The new trend in wearables is better incorporating the tech into an athlete’s fashion choices, so they don’t have to feel like they’re wearing something extra. SMS Audio created the BioSport Headphones to measure heart rate while simultaneously playing music with good sound quality and looking fashionable. Athletes can wear this tech during training and feel like they’re just wearing their normal earbuds.

A similar class of wearables integrated directly into clothing that’s on the rise is smart fabrics. Examples of smart fabrics include everything from socks that measure running metrics to shirts that measure heart rate and skin temperature. Technologies that are still in development, like Marucci Sports’ smart fabric helmet, could wind up saving lives of football players potentially suffering from concussions.

Safety Tech

He’s a beast.

Image via Flickr by basheertome

Wearable technology has many uses for safety in sports. Reebok’s Checklight works a lot like the Marucci Sports helmet, by measuring the number and severity of impacts taken in a football game. It doesn’t have the potential to diagnose concussions, but it’s a good indicator of potential damage.

Companies like Unequal are offering new technology for uniforms that helps athletes armor up with Kevlar padding.
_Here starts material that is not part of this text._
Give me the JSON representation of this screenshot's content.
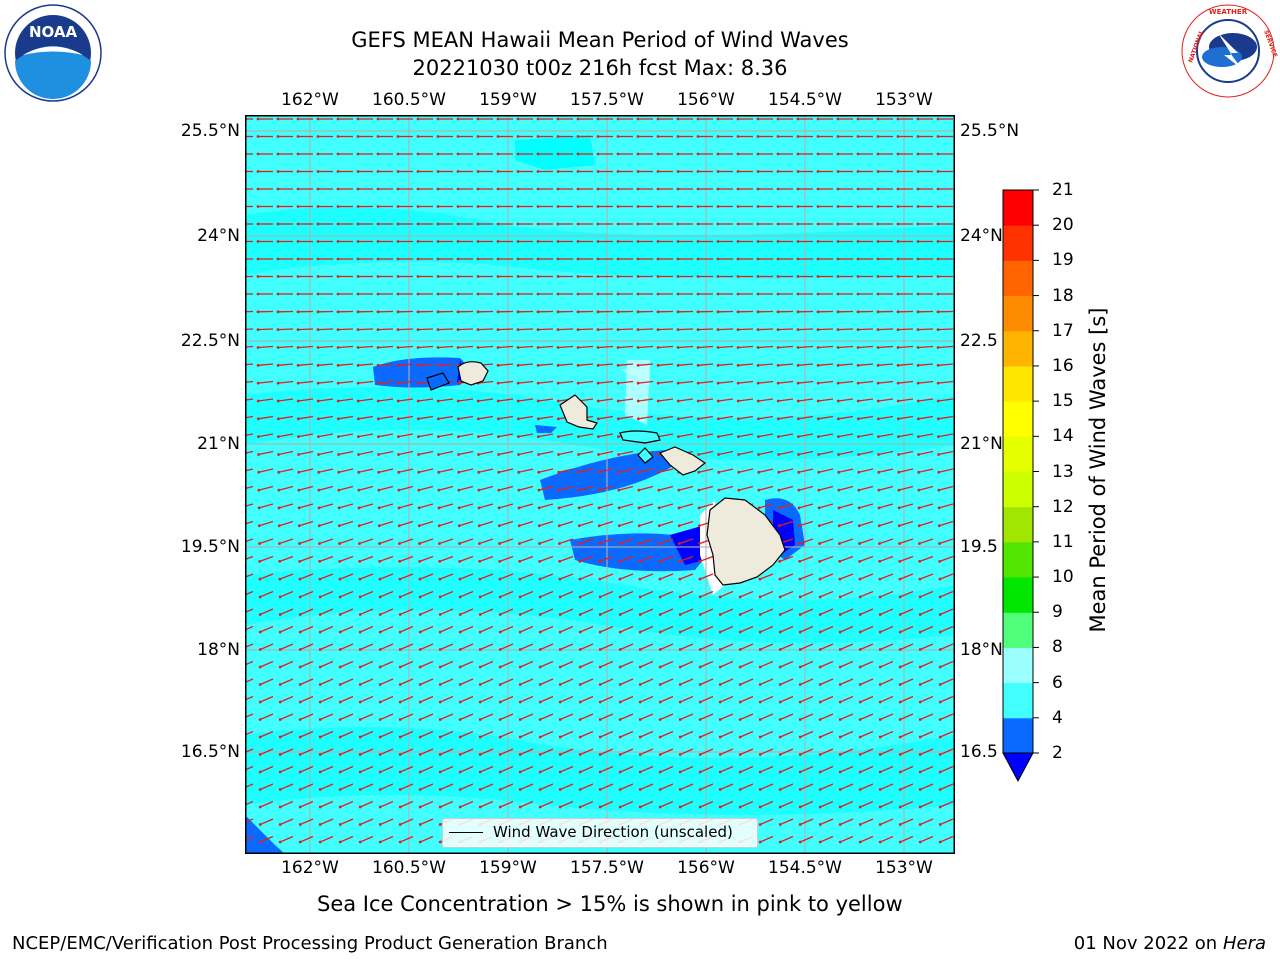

Technologies like Skulpt Aim, while not wearable, are able to precisely measure muscle quality and fatigue, which lets a sport manager or coach know when to take an athlete out of the game.

Data Collection/Motion Tracking

One field of technology that’s already being widely implemented in sports games and training is data collection, which goes hand in hand with motion tracking. The NBA uses the SportVU system of motion tracking cameras to measure data in real-time during a game. Sports with larger playing fields like soccer and football can’t use SportVU, so they rely on wearable trackers like Catapult. There are even motion trackers made to measure a baseball bat’s motion and swing metrics developed by Performance Sports Group.

Another way athletes use motion tracking is in training. Many sports have created training programs using Microsoft’s Kinect device for Xbox, which follows a player’s motion with a camera. Eventually, athletic trainers hope to incorporate virtual reality gameplay into training programs.

Players are able to stay in great shape more easily as a result of these technologies. Coaches can efficiently check their players’ health and stats. Even referees can use motion tracking playback to make calls on plays. Technology is making the game safer and better for everyone.